Access to Investigational IVDs
In addition, the letter stated that just because an IVD is in the investigational phase of development does not mean it is inaccessible to patients. Patients can obtain access to investigational IVDs through several ways. For example, some patients may gain access by enrolling as subjects in clinical trials. Other avenues that allow patients early access to investigational IVDs for clinical use include the emergency use, treatment use, compassionate use, and continued use programs. These programs accommodate early access in a way that balances the patient’s need for the IVD with FDA review requirements.

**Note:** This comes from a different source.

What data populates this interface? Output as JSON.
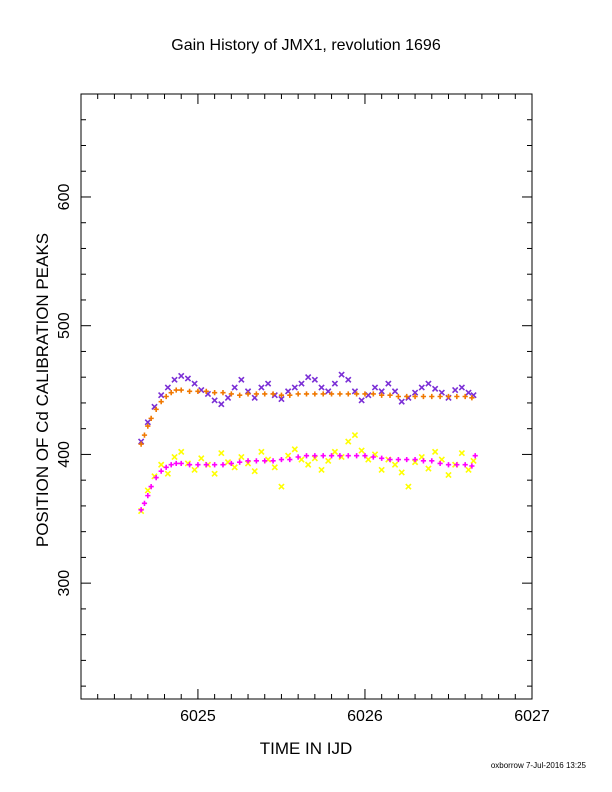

“We understand this system will not provide the same level of freedom that the current CLIA framework does for LDT development because it will impose regulatory requirements,” said the letter. “Also, we fully acknowledge that there are areas for improvement in these programs. With a move toward equal regulation, FDA must continue to work with stakeholders, including the lab community, to improve the current regulatory framework to make access even better while ensuring the effectiveness and safety of diagnostics. But the move toward equal regulation also must proceed.”
LDT Component Regulation
According to the letter, another point frequently raised by proponents of maintaining dual regulatory systems for IVDs and LDTs is the role of FDA in regulating LDT components. IVD manufacturers make many components that labs use to produce LDTs. These components are produced under quality systems, meaning labs that use them have greater assurance of making a higher quality test. While that is a good thing, the test is still something new, a combination of many components used in a specific way. Moreover, because the test is an LDT, it is not subject to FDA review. Conversely, if non-lab manufacturers did the exact same thing as labs (i.e., assembled the same components to make a specific test), they would be creating a Class II or III medical device subject to extensive premarket review requirements.

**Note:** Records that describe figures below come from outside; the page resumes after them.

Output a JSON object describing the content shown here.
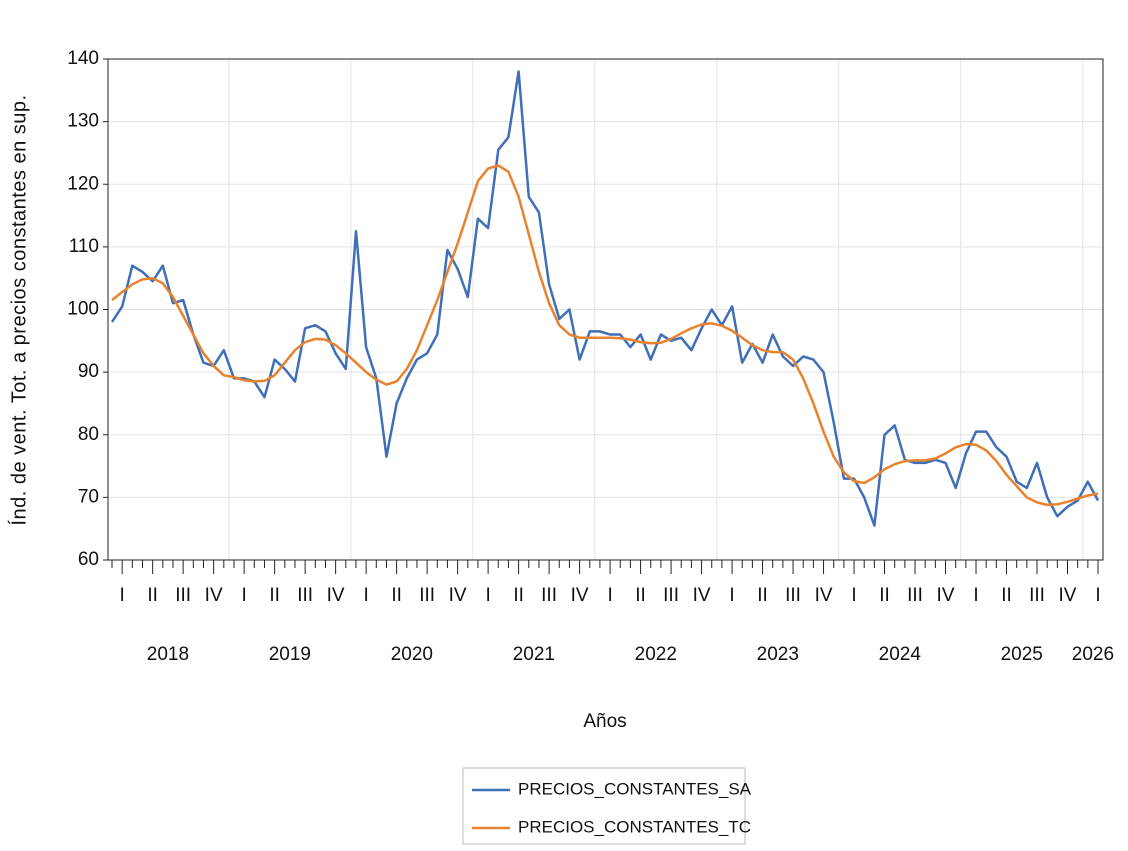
{
  "chart_data": {
    "type": "line",
    "y_label": "Índ. de vent. Tot. a precios constantes en sup.",
    "x_label": "Años",
    "categories": [
      null,
      "I",
      null,
      null,
      "II",
      null,
      null,
      "III",
      null,
      null,
      "IV",
      null,
      null,
      "I",
      null,
      null,
      "II",
      null,
      null,
      "III",
      null,
      null,
      "IV",
      null,
      null,
      "I",
      null,
      null,
      "II",
      null,
      null,
      "III",
      null,
      null,
      "IV",
      null,
      null,
      "I",
      null,
      null,
      "II",
      null,
      null,
      "III",
      null,
      null,
      "IV",
      null,
      null,
      "I",
      null,
      null,
      "II",
      null,
      null,
      "III",
      null,
      null,
      "IV",
      null,
      null,
      "I",
      null,
      null,
      "II",
      null,
      null,
      "III",
      null,
      null,
      "IV",
      null,
      null,
      "I",
      null,
      null,
      "II",
      null,
      null,
      "III",
      null,
      null,
      "IV",
      null,
      null,
      "I",
      null,
      null,
      "II",
      null,
      null,
      "III",
      null,
      null,
      "IV",
      null,
      null,
      "I"
    ],
    "years": [
      "2018",
      "2019",
      "2020",
      "2021",
      "2022",
      "2023",
      "2024",
      "2025",
      "2026"
    ],
    "ylim": [
      60,
      140
    ],
    "yticks": [
      60,
      70,
      80,
      90,
      100,
      110,
      120,
      130,
      140
    ],
    "grid": true,
    "legend": "bottom",
    "series": [
      {
        "name": "PRECIOS_CONSTANTES_SA",
        "color": "#3f6fb8",
        "values": [
          98,
          100.5,
          107,
          106,
          104.5,
          107,
          101,
          101.5,
          96,
          91.5,
          91,
          93.5,
          89,
          89,
          88.5,
          86,
          92,
          90.5,
          88.5,
          97,
          97.5,
          96.5,
          93,
          90.5,
          112.5,
          94,
          89,
          76.5,
          85,
          89,
          92,
          93,
          96,
          109.5,
          106.5,
          102,
          114.5,
          113,
          125.5,
          127.5,
          138,
          118,
          115.5,
          104,
          98.5,
          100,
          92,
          96.5,
          96.5,
          96,
          96,
          94,
          96,
          92,
          96,
          95,
          95.5,
          93.5,
          97,
          100,
          97.5,
          100.5,
          91.5,
          94.5,
          91.5,
          96,
          92.5,
          91,
          92.5,
          92,
          90,
          82,
          73,
          73,
          70,
          65.5,
          80,
          81.5,
          76,
          75.5,
          75.5,
          76,
          75.5,
          71.5,
          77,
          80.5,
          80.5,
          78,
          76.5,
          72.5,
          71.5,
          75.5,
          70,
          67,
          68.5,
          69.5,
          72.5,
          69.5
        ]
      },
      {
        "name": "PRECIOS_CONSTANTES_TC",
        "color": "#e8822e",
        "values": [
          101.5,
          102.8,
          104,
          104.8,
          105,
          104.2,
          102,
          99,
          96,
          93,
          91,
          89.5,
          89.2,
          88.7,
          88.5,
          88.6,
          89.5,
          91.5,
          93.5,
          94.8,
          95.3,
          95.2,
          94.3,
          93,
          91.5,
          90,
          88.8,
          88,
          88.5,
          90.5,
          93.5,
          97.5,
          101.5,
          106,
          110.5,
          115.5,
          120.5,
          122.5,
          123,
          122,
          118,
          112,
          106,
          101,
          97.5,
          96,
          95.5,
          95.5,
          95.5,
          95.5,
          95.4,
          95.2,
          94.8,
          94.6,
          94.7,
          95.3,
          96.2,
          97,
          97.6,
          97.8,
          97.4,
          96.6,
          95.5,
          94.3,
          93.5,
          93.2,
          93.2,
          92,
          89,
          85,
          80.5,
          76.5,
          74,
          72.6,
          72.3,
          73.2,
          74.5,
          75.3,
          75.8,
          75.9,
          75.9,
          76.2,
          77,
          78,
          78.5,
          78.4,
          77.5,
          75.8,
          73.6,
          71.8,
          70,
          69.2,
          68.8,
          68.9,
          69.3,
          69.8,
          70.3,
          70.6
        ]
      }
    ]
  }
}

“However, if component level regulation is sufficient for labs, IVD manufacturers should be allowed to do what laboratories do: figure out ways to assemble components into new diagnostics for cancer, rare diseases, etc., and market them without FDA review,” said the letter. “Non-lab manufacturers are at least as expert in developing tests as high-complexity CLIA laboratories. Further, if component regulation is sufficient, a non-lab manufacturer should be able to help a laboratory design and/or validate a test method to ensure its proper operation. The end product would likely be even better than if the lab developed the test itself. Thus, if component regulation is sufficient for labs, there is no reasonable basis for restricting manufacturers from doing the same and assisting laboratories in this effort.”